Why Themes Are Presentation, Plugins Are Applications

I recently had a conversation with someone about why I tend to favor working on WordPress plugins over working with themes, and the short answer is that I enjoy working more on application-type functionality rather than working on a design layer, and, as such, I believe plugins are applications for WordPress.

I’ve talked a little bit about this in previous articles:

In short, I tend to strictly view themes as the presentation of data whereas I see plugins as something that should transcend themes and offer functionality to WordPress regardless of what the current blog looks like. This isn’t a revolutionary Idea. Most experienced WordPress developers and designers feel this way, but I figured I’d offer my two cents on the subject.

In a way, plugins are like apps for WordPress.

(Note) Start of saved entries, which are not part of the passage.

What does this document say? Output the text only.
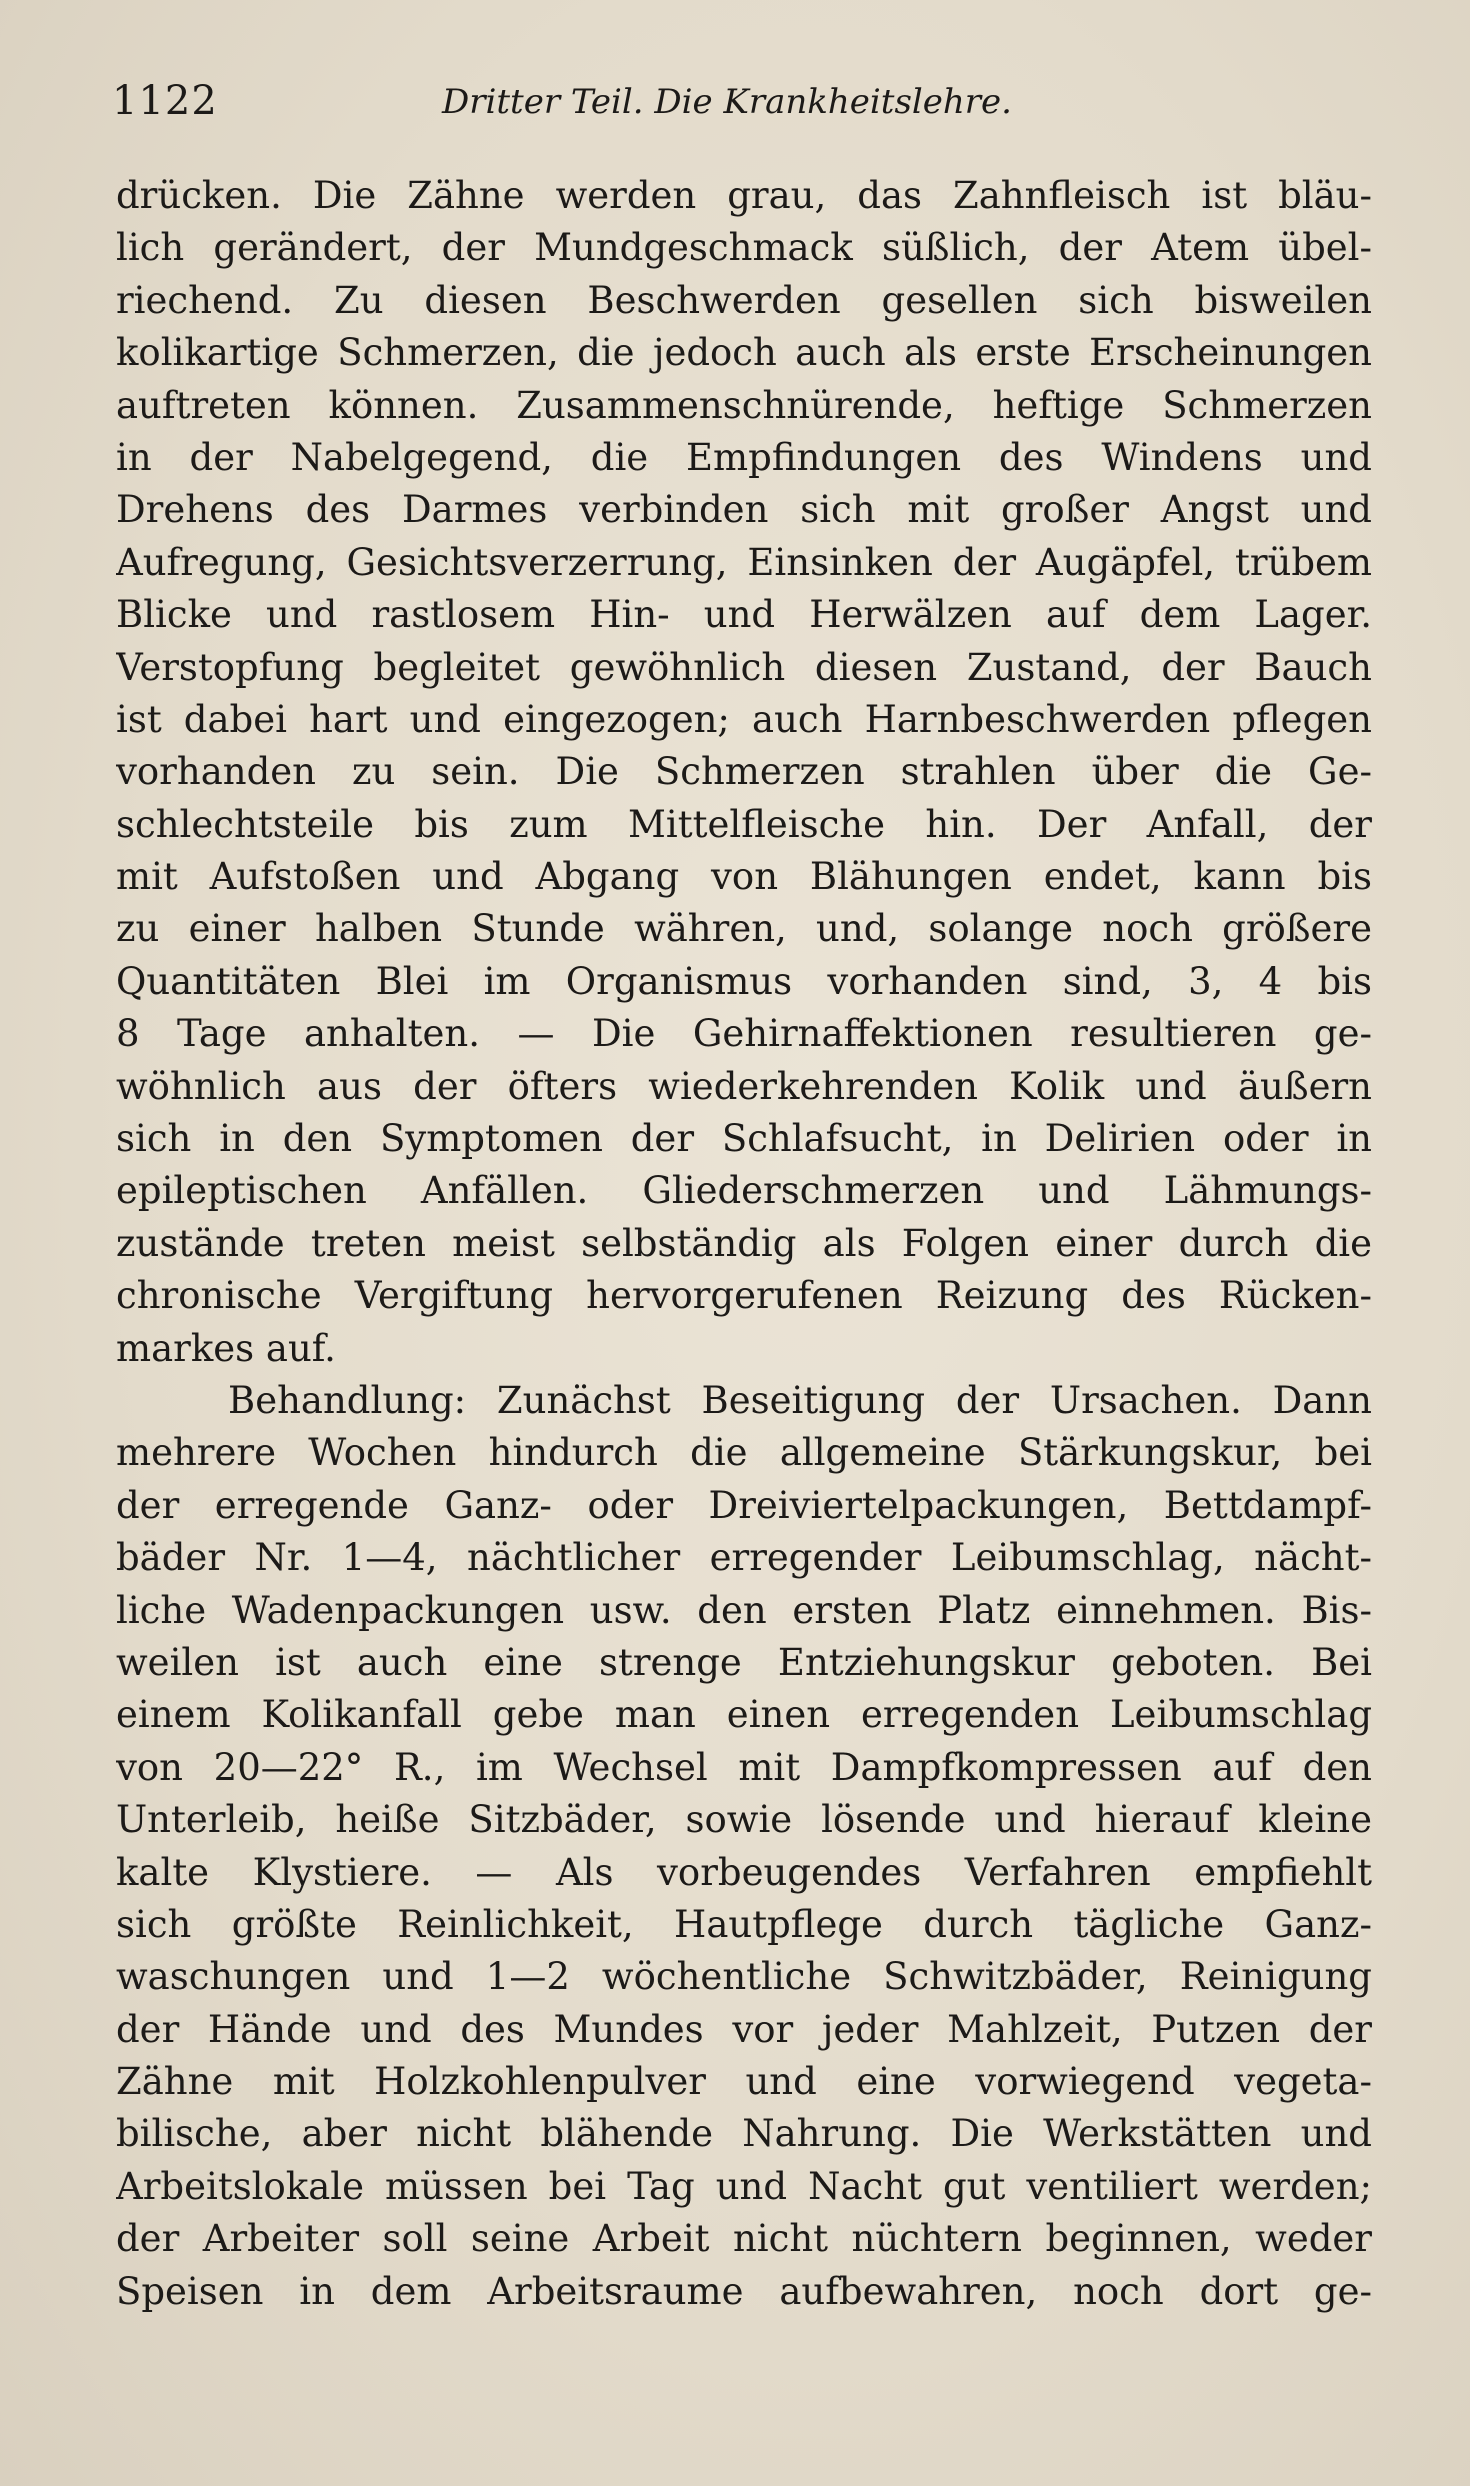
1122	Dritter Teil. Die Krankheitslehre.
drücken. Die Zähne werden grau, das Zahnfleisch ist bläu-
lich gerändert, der Mundgeschmack süßlich, der Atem übel-
riechend. Zu diesen Beschwerden gesellen sich bisweilen
kolikartige Schmerzen, die jedoch auch als erste Erscheinungen
auftreten können. Zusammenschnürende, heftige Schmerzen
in der Nabelgegend, die Empfindungen des Windens und
Drehens des Darmes verbinden sich mit großer Angst und
Aufregung, Gesichtsverzerrung, Einsinken der Augäpfel, trübem
Blicke und rastlosem Hin- und Herwälzen auf dem Lager.
Verstopfung begleitet gewöhnlich diesen Zustand, der Bauch
ist dabei hart und eingezogen; auch Harnbeschwerden pflegen
vorhanden zu sein. Die Schmerzen strahlen über die Ge-
schlechtsteile bis zum Mittelfleische hin. Der Anfall, der
mit Aufstoßen und Abgang von Blähungen endet, kann bis
zu einer halben Stunde währen, und, solange noch größere
Quantitäten Blei im Organismus vorhanden sind, 3, 4 bis
8 Tage anhalten. — Die Gehirnaffektionen resultieren ge-
wöhnlich aus der öfters wiederkehrenden Kolik und äußern
sich in den Symptomen der Schlafsucht, in Delirien oder in
epileptischen Anfällen. Gliederschmerzen und Lähmungs-
zustände treten meist selbständig als Folgen einer durch die
chronische Vergiftung hervorgerufenen Reizung des Rücken-
markes auf.
Behandlung: Zunächst Beseitigung der Ursachen. Dann
mehrere Wochen hindurch die allgemeine Stärkungskur, bei
der erregende Ganz- oder Dreiviertelpackungen, Bettdampf-
bäder Nr. 1—4, nächtlicher erregender Leibumschlag, nächt-
liche Wadenpackungen usw. den ersten Platz einnehmen. Bis-
weilen ist auch eine strenge Entziehungskur geboten. Bei
einem Kolikanfall gebe man einen erregenden Leibumschlag
von 20—22° R., im Wechsel mit Dampfkompressen auf den
Unterleib, heiße Sitzbäder, sowie lösende und hierauf kleine
kalte Klystiere. — Als vorbeugendes Verfahren empfiehlt
sich größte Reinlichkeit, Hautpflege durch tägliche Ganz-
waschungen und 1—2 wöchentliche Schwitzbäder, Reinigung
der Hände und des Mundes vor jeder Mahlzeit, Putzen der
Zähne mit Holzkohlenpulver und eine vorwiegend vegeta-
bilische, aber nicht blähende Nahrung. Die Werkstätten und
Arbeitslokale müssen bei Tag und Nacht gut ventiliert werden;
der Arbeiter soll seine Arbeit nicht nüchtern beginnen, weder
Speisen in dem Arbeitsraume aufbewahren, noch dort ge-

Themes are Presentation, Plugins are Applications

First off, to say that I enjoy working on plugins more than themes is not to say that I don’t enjoy working on themes.

Standard For WordPress

Case in point, right?

But in all fairness, to hear me say this and to examine some of my previous projects – or projects that I started a few years ago and continue to maintain – would look as if I don’t practice what I preach, but the truth is experience is the best teacher.

To that end, I’m far more attracted to working with my team on lightweight, functional, good looking themes than I am on creating themes that provide some sort of hybrid between functionality and presentation.

And this is something we’re working on refining, but I digress.

At my core, I’m not a designer. I love seeing the work that other designers do and I love what the modern web supports, but I know where my strengths lie so I try to play to them.

Ever since school, I’ve focused primarily on building software, working as a software engineer , and then trying my best to carry that particular passion into self-employment and into startup life.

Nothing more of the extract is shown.